As aerospace giant Boeing prepares to cut its workforce by 10 percent, it’s warning Colorado that some of those layoffs will be at its facilities in the state.
In a letter to Colorado employment officials, the company said it will lay off 63 employees in Denver, El Paso and Arapahoe counties. The layoffs will take effect in mid-January.
Boeing announced in October that it planned to cut around 17,000 jobs in the coming months. CEO Kelly Ortberg told employees the company must “reset its workforce levels to align with our financial reality.”
The cuts are spread across Boeing’s commercial, defense and global services divisions.

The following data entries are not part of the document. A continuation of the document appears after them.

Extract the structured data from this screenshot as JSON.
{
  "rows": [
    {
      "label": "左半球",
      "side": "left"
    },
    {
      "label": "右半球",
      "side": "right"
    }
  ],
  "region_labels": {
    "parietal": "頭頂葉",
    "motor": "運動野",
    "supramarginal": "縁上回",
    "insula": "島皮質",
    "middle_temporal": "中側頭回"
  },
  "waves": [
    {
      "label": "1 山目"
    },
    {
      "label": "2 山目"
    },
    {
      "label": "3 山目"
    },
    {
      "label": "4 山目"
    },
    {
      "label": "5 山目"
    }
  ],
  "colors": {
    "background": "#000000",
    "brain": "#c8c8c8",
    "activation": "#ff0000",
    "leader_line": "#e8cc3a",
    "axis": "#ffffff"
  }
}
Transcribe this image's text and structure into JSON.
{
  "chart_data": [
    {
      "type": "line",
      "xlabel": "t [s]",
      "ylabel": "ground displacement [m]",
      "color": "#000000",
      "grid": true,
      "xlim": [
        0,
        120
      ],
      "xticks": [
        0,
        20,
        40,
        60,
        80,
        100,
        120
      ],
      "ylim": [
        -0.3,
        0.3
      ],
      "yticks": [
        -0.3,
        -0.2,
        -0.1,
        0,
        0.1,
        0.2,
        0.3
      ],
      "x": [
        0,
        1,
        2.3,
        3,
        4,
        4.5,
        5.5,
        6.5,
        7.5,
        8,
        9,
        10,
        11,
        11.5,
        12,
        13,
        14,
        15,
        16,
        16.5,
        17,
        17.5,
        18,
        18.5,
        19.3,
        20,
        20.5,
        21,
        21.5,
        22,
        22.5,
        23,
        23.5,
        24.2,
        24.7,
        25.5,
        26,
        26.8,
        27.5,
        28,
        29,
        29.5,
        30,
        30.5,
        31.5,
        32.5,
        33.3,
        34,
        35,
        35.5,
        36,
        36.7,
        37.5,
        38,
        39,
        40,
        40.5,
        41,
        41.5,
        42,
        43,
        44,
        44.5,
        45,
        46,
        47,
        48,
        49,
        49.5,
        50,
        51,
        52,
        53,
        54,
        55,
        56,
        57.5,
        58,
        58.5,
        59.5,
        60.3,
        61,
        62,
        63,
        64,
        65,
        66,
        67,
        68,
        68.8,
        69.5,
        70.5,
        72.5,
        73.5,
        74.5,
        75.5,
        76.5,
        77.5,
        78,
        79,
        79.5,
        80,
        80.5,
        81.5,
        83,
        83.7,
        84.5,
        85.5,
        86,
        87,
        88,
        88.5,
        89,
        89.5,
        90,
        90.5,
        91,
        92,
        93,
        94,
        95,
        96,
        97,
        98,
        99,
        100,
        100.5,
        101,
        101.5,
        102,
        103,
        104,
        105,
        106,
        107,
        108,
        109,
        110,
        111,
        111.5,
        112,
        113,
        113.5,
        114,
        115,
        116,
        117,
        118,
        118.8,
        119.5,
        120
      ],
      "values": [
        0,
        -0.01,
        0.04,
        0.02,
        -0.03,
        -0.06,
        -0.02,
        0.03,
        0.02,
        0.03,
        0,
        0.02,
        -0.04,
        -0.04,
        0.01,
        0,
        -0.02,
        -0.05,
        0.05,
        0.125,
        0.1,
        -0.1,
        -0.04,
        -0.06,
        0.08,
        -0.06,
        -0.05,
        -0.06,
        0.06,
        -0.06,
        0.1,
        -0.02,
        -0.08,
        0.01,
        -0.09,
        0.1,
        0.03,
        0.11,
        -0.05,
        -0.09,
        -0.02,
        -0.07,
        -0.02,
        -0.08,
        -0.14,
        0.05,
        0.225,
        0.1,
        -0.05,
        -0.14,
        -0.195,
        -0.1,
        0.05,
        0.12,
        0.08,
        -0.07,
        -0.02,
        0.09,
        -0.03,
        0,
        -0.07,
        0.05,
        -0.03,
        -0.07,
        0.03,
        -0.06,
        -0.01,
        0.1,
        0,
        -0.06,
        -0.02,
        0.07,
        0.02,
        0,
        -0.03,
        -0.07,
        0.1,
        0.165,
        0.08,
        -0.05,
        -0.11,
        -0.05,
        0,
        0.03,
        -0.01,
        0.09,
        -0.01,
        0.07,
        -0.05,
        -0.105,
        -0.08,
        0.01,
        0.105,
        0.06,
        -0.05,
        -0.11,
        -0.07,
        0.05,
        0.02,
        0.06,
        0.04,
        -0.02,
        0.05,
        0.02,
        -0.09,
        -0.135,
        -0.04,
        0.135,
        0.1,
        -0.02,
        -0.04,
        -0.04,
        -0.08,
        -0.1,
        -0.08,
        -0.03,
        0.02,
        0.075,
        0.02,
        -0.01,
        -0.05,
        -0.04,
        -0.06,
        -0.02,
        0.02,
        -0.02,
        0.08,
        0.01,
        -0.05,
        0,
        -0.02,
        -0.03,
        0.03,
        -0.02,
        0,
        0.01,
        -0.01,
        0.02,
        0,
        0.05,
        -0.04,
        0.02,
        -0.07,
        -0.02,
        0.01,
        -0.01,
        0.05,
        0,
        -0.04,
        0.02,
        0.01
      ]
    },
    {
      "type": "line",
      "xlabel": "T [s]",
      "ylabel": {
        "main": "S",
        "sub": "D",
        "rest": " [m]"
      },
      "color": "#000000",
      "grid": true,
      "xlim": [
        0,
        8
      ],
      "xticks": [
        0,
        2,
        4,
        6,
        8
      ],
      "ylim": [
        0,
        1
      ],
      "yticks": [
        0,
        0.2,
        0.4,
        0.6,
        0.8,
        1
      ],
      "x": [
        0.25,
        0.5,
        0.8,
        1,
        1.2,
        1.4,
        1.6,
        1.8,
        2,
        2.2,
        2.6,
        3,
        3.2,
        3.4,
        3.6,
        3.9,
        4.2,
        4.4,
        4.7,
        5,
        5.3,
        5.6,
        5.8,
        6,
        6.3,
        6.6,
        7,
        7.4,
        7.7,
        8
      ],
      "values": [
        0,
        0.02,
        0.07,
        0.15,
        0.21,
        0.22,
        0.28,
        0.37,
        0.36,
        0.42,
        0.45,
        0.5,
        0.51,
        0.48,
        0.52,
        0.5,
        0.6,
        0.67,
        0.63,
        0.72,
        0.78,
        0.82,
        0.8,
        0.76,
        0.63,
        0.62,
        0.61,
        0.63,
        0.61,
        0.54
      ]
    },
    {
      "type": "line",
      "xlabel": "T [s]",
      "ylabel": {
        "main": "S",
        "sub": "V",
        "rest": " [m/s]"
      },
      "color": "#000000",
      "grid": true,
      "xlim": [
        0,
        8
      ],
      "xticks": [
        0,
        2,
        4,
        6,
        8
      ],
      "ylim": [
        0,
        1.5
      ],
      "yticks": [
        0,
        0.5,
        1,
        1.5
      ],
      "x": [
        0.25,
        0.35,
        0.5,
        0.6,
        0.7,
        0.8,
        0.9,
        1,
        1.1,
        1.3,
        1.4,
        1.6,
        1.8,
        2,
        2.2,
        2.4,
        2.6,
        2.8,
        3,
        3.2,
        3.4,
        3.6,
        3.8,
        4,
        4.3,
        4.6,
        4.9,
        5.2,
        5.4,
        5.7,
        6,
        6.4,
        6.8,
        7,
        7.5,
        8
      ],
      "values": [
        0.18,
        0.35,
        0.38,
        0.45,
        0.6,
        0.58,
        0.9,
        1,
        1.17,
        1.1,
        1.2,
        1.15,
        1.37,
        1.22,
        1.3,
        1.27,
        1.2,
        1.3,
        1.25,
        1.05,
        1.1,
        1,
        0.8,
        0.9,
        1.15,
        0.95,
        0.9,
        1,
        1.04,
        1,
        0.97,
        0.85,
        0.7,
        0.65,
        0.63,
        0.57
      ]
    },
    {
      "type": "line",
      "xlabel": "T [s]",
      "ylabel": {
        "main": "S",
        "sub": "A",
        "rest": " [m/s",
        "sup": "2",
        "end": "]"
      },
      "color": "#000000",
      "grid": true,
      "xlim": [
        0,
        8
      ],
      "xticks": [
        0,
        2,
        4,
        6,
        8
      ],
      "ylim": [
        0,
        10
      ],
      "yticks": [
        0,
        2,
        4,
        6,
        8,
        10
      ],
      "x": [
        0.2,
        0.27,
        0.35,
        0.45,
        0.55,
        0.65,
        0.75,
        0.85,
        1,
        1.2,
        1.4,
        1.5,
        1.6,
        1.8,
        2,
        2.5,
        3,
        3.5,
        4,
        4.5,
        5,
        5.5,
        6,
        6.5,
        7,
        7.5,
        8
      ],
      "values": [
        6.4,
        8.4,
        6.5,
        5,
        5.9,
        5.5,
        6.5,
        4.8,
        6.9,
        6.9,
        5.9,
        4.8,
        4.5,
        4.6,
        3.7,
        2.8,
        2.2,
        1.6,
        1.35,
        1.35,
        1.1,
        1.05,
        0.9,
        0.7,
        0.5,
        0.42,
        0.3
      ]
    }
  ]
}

According to Colorado’s Labor Department, the company’s Colorado offices work on satellite telecommunications, as well as engineering and technical support services.
The company is struggling to recover from financial and regulatory trouble as well as an eight-week strike by its machinists' union. It has already delivered layoff notices to more than 400 members of its professional aerospace labor union, the Seattle Times reported.
Boeing’s unionized machinists began returning to work earlier this month following the strike.
The strike strained Boeing’s finances. But Ortberg said on an October call with analysts that it did not cause the layoffs, which he described as a result of overstaffing.
Boeing, based in Arlington, Virginia, has been under greater regulatory scrutiny and in financial straits since a panel blew off the fuselage of an Alaska Airlines plane in January. Production rates slowed to a crawl, and the Federal Aviation Administration capped production of the 737 MAX at 38 planes per month, a threshold Boeing has yet to reach.